The Berwick Report: Subtle, Eloquent and Powerful

Improving service quality
11th August 2013

The Berwick Report was published this week. It distils the lessons learned and specifies the changes needed in the wake of the Frances Inquiry into the Mid Staffordshire tragedy. 

I’m familiar with Don Berwick’s writing and I’ve heard him speak. A giant in the world of healthcare quality improvement, he has inspired me to see the world differently. I hoped that his voice would not have lost any of its impact and I was not disappointed. The Frances report was a landmark publication for NHS England with implications for the rest of the UK but the Berwick Report is one for the NHS of Great Britain. It has important messages for all.

Reading the social media sites, it’s apparent that the Berwick Report has had a mixed reception with various groups feeling that the recommendations just don’t go far enough. Everyone has a perspective borne of their experience and I respect their view.  However, I urge the critics to look deeper. 

The report acts as a stabiliser in what has been one of the most distressing times in the history of the NHS. It reaches out to patients, carers and staff with a combination of humility, expert knowledge and common sense.  Importantly it reminds us that to be compassionate, people need some compassion themselves. It separates wilful neglect from unintended errors and, crucially, asks if poor performance caused by systemic issues beyond the control of those involved is indeed legitimate i.e. 

Good people can fail to meet patients’ needs when their working conditions do not provide them with the conditions for success. 

While no one will forget what happened at Mid Staffordshire, the Berwick Report brings balance and solace to those who always had the best of intentions. But it does not shirk the issues either. It’s just more subtle than what has gone before.

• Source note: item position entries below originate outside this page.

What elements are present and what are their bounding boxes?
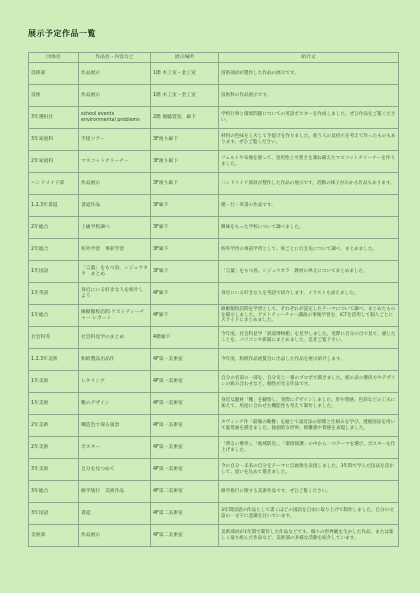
- cell-place: 2階 視聴覚室、廊下: [151, 107, 219, 129]
- cell-description: 今年度、社会科見学「鉄道博物館」を見学しました。実際に自分の目で見て、感じたことを、パソコンや新聞にまとめました。是非ご覧下さい。: [219, 327, 399, 349]
- cell-work: 作品展示: [79, 63, 151, 85]
- cell-description: 興味をもった学校について調べました。: [219, 217, 399, 239]
- cell-work: 校外学習 事前学習: [79, 239, 151, 261]
- cell-work: 作品展示: [79, 85, 151, 107]
- header-group: 団体名: [29, 53, 79, 63]
- cell-group: 3年国語: [29, 503, 79, 525]
- cell-place: 4F廊下: [151, 305, 219, 327]
- cell-group: 1年美術: [29, 371, 79, 393]
- cell-description: 技術部員が製作した作品の展示です。: [219, 63, 399, 85]
- cell-place: 4F第二美術室: [151, 481, 219, 503]
- cell-description: 学校行事と環境問題についての英語ポスターを作成しました。ぜひ作品をご覧ください。: [219, 107, 399, 129]
- table-row: [29, 503, 399, 525]
- table-row: [29, 481, 399, 503]
- table-row: [29, 283, 399, 305]
- cell-place: 4F第一美術室: [151, 415, 219, 437]
- cell-work: 自分を見つめて: [79, 459, 151, 481]
- table-row: [29, 151, 399, 173]
- cell-work: school events environmental problems: [79, 107, 151, 129]
- cell-work: 和紙製品出品作: [79, 349, 151, 371]
- cell-place: 1階 木工室・金工室: [151, 63, 219, 85]
- cell-place: 3F渡り廊下: [151, 151, 219, 173]
- cell-work: 手提ツアー: [79, 129, 151, 151]
- cell-work: 靴のデザイン: [79, 393, 151, 415]
- table-row: [29, 129, 399, 151]
- cell-description: タヴィンチ作「最後の晩餐」を通じて遠近法の原理と仕組みを学び、透視図法を用いて風景画を描きました。独創的な世界、距離感や質感を表現しました。: [219, 415, 399, 437]
- cell-work: 修学旅行 美術作品: [79, 481, 151, 503]
- cell-description: 「明るい選挙」、「地域防災」、「環境保護」の中から一つテーマを選び、ポスターを仕上げました。: [219, 437, 399, 459]
- cell-group: 技術部: [29, 63, 79, 85]
- cell-description: フェルトや布地を使って、実用性と可愛さを兼ね備えたマスコットクリーナーを作りました。: [219, 151, 399, 173]
- cell-description: 美術部員が1年間で制作した作品などです。個々の世界観を生かした作品、または楽しく取り組んだ作品など、美術部の多様な活動を紹介しています。: [219, 525, 399, 547]
- cell-group: 3年総合: [29, 481, 79, 503]
- cell-description: 「言葉」をもつ鳥、シジュウカラ 教材の単元についてまとめました。: [219, 261, 399, 283]
- cell-description: 校外学習の事前学習として、班ごとに行き先について調べ、まとめました。: [219, 239, 399, 261]
- table-row: [29, 261, 399, 283]
- cell-description: 材料の色味を工夫して手提げを作りました。使う人の気持ちを考えて作ったものもあります。ぜひご覧ください。: [219, 129, 399, 151]
- cell-group: 2年総合: [29, 217, 79, 239]
- cell-group: 1年美術: [29, 393, 79, 415]
- cell-description: 今の自分・未来の自分をテーマに自画像を表現しました。3年間で学んだ技法を活かして、思いを込めて描きました。: [219, 459, 399, 481]
- table-row: [29, 63, 399, 85]
- cell-place: 4F第一美術室: [151, 393, 219, 415]
- cell-description: 身近にいる好きな人を英語で紹介します。イラストも添えました。: [219, 283, 399, 305]
- cell-place: 3F渡り廊下: [151, 129, 219, 151]
- cell-place: 3F渡り廊下: [151, 173, 219, 195]
- cell-group: 社会科等: [29, 327, 79, 349]
- cell-place: 4F第一美術室: [151, 459, 219, 481]
- cell-group: 2年家庭科: [29, 151, 79, 173]
- cell-description: 楷・行・草書の作品です。: [219, 195, 399, 217]
- cell-group: 3年家庭科: [29, 129, 79, 151]
- table-row: [29, 239, 399, 261]
- table-row: [29, 371, 399, 393]
- cell-group: 3年美術: [29, 459, 79, 481]
- page-title: 展示予定作品一覧: [28, 29, 96, 38]
- cell-work: 身近にいる好きな人を紹介しよう: [79, 283, 151, 305]
- cell-group: 2年総合: [29, 239, 79, 261]
- cell-group: 1年総合: [29, 305, 79, 327]
- cell-group: 1.2.3年書道: [29, 195, 79, 217]
- cell-description: 修猷館校訪問を学習として、それぞれが設定したテーマについて調べ、まとめたものを掲示しました。ゲストティーチャー講演の事後学習を、ICTを活用して個人ごとにスライドにまとめました。: [219, 305, 399, 327]
- header-place: 展示場所: [151, 53, 219, 63]
- cell-place: 3F廊下: [151, 239, 219, 261]
- cell-place: 3F廊下: [151, 217, 219, 239]
- table-row: [29, 195, 399, 217]
- cell-work: 社会科見学のまとめ: [79, 327, 151, 349]
- cell-work: 「言葉」をもつ鳥、シジュウカラ まとめ: [79, 261, 151, 283]
- table-row: [29, 525, 399, 547]
- table-row: [29, 85, 399, 107]
- cell-place: 4階廊下: [151, 327, 219, 349]
- table-row: [29, 415, 399, 437]
- cell-work: 作品展示: [79, 525, 151, 547]
- cell-description: 自分の名前の一部を、自分史上一番のプロボで描きました。紙の表の選択方やデザインの組み合わせなど、個性が光る作品です。: [219, 371, 399, 393]
- cell-place: 4F第一美術室: [151, 349, 219, 371]
- cell-group: 1年国語: [29, 261, 79, 283]
- cell-description: 修学旅行に関する美術作品です。ぜひご覧ください。: [219, 481, 399, 503]
- cell-work: 書道: [79, 503, 151, 525]
- table-row: [29, 459, 399, 481]
- cell-place: 3F廊下: [151, 195, 219, 217]
- cell-place: 4F第一美術室: [151, 371, 219, 393]
- cell-group: ハンドメイド部: [29, 173, 79, 195]
- cell-work: ポスター: [79, 437, 151, 459]
- cell-group: 美術部: [29, 525, 79, 547]
- table-row: [29, 107, 399, 129]
- cell-place: 4F廊下: [151, 283, 219, 305]
- cell-description: ハンドメイド部員が製作した作品の展示です。活動の様子がわかる作品もあります。: [219, 173, 399, 195]
- cell-place: 3F廊下: [151, 261, 219, 283]
- table-row: [29, 327, 399, 349]
- cell-description: 技術科の作品展示です。: [219, 85, 399, 107]
- table-row: [29, 349, 399, 371]
- table-row: [29, 217, 399, 239]
- cell-group: 2年美術: [29, 437, 79, 459]
- exhibit-table: [28, 52, 399, 547]
- cell-description: 身近な題材「靴」を観察し、実際にデザインしました。形や質感、色彩などの工夫に加えて、用途に合わせた機能性も考えて制作しました。: [219, 393, 399, 415]
- cell-work: マスコットクリーナー: [79, 151, 151, 173]
- cell-place: 4F第二美術室: [151, 525, 219, 547]
- cell-place: 4F第二美術室: [151, 503, 219, 525]
- header-work: 作品名・内容など: [79, 53, 151, 63]
- cell-description: 3年間国語の作品として書くほどの国語を自由に取り上げて制作しました。自分の文語の一文字に意識を注いでいます。: [219, 503, 399, 525]
- cell-work: 作品展示: [79, 173, 151, 195]
- cell-group: 1年英語: [29, 283, 79, 305]
- cell-work: 上級学校調べ: [79, 217, 151, 239]
- table-row: [29, 393, 399, 415]
- cell-work: 修猷館校訪問 ゲストティーチャー レポート: [79, 305, 151, 327]
- cell-group: 1.2.3年美術: [29, 349, 79, 371]
- cell-group: 3年選択社: [29, 107, 79, 129]
- cell-place: 1階 木工室・金工室: [151, 85, 219, 107]
- table-header-row: [29, 53, 399, 63]
- table-body: [29, 63, 399, 547]
- cell-place: 4F第一美術室: [151, 437, 219, 459]
- cell-group: 技術: [29, 85, 79, 107]
- table-row: [29, 437, 399, 459]
- table-row: [29, 305, 399, 327]
- cell-description: 今年度、和紙作品展覧会に出品した作品を展示紹介します。: [219, 349, 399, 371]
- cell-work: 構造色で探る風景: [79, 415, 151, 437]
- cell-work: 書道作品: [79, 195, 151, 217]
- header-description: 紹介文: [219, 53, 399, 63]
- table-row: [29, 173, 399, 195]
- cell-work: レタリング: [79, 371, 151, 393]
- cell-group: 2年美術: [29, 415, 79, 437]
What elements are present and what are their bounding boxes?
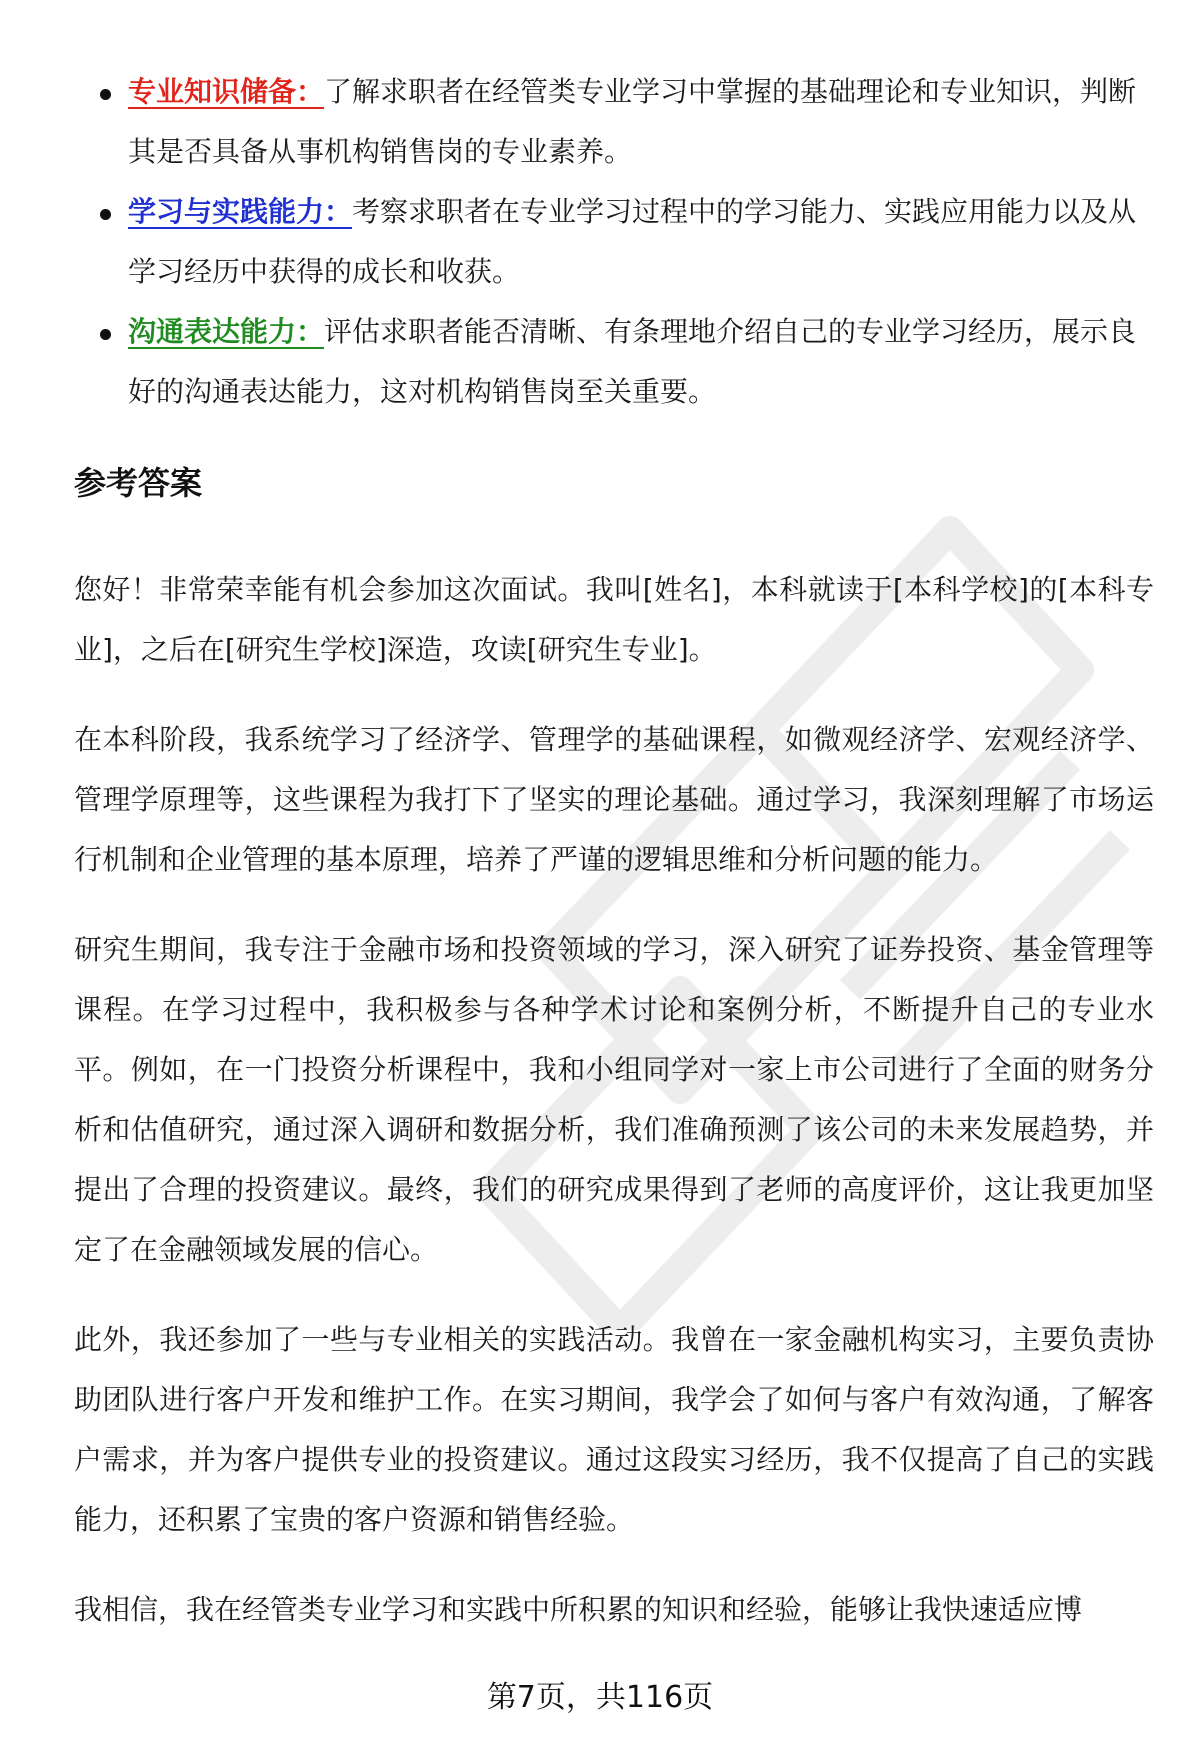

For example, nursing groups have been disappointed that the Report did not go all the way and stipulate minimum staffing levels. However it includes a lever that might actually be far more powerful i.e.      

They (Boards and leaders of organisations) should make their conclusions (on exercises to determine staffing levels) public and easily accessible to patients and carers and accountable to regulators.

The Frances report was about regulation, assurance and control and this latest report is about identifying leverage for improvement. Arguably we need both to create the right amount of tension in a system for change to happen. My plea is that the NHS focus less on what is absent from the report and more on what it actually says.  It’s time to switch from dipped headlights to full beam!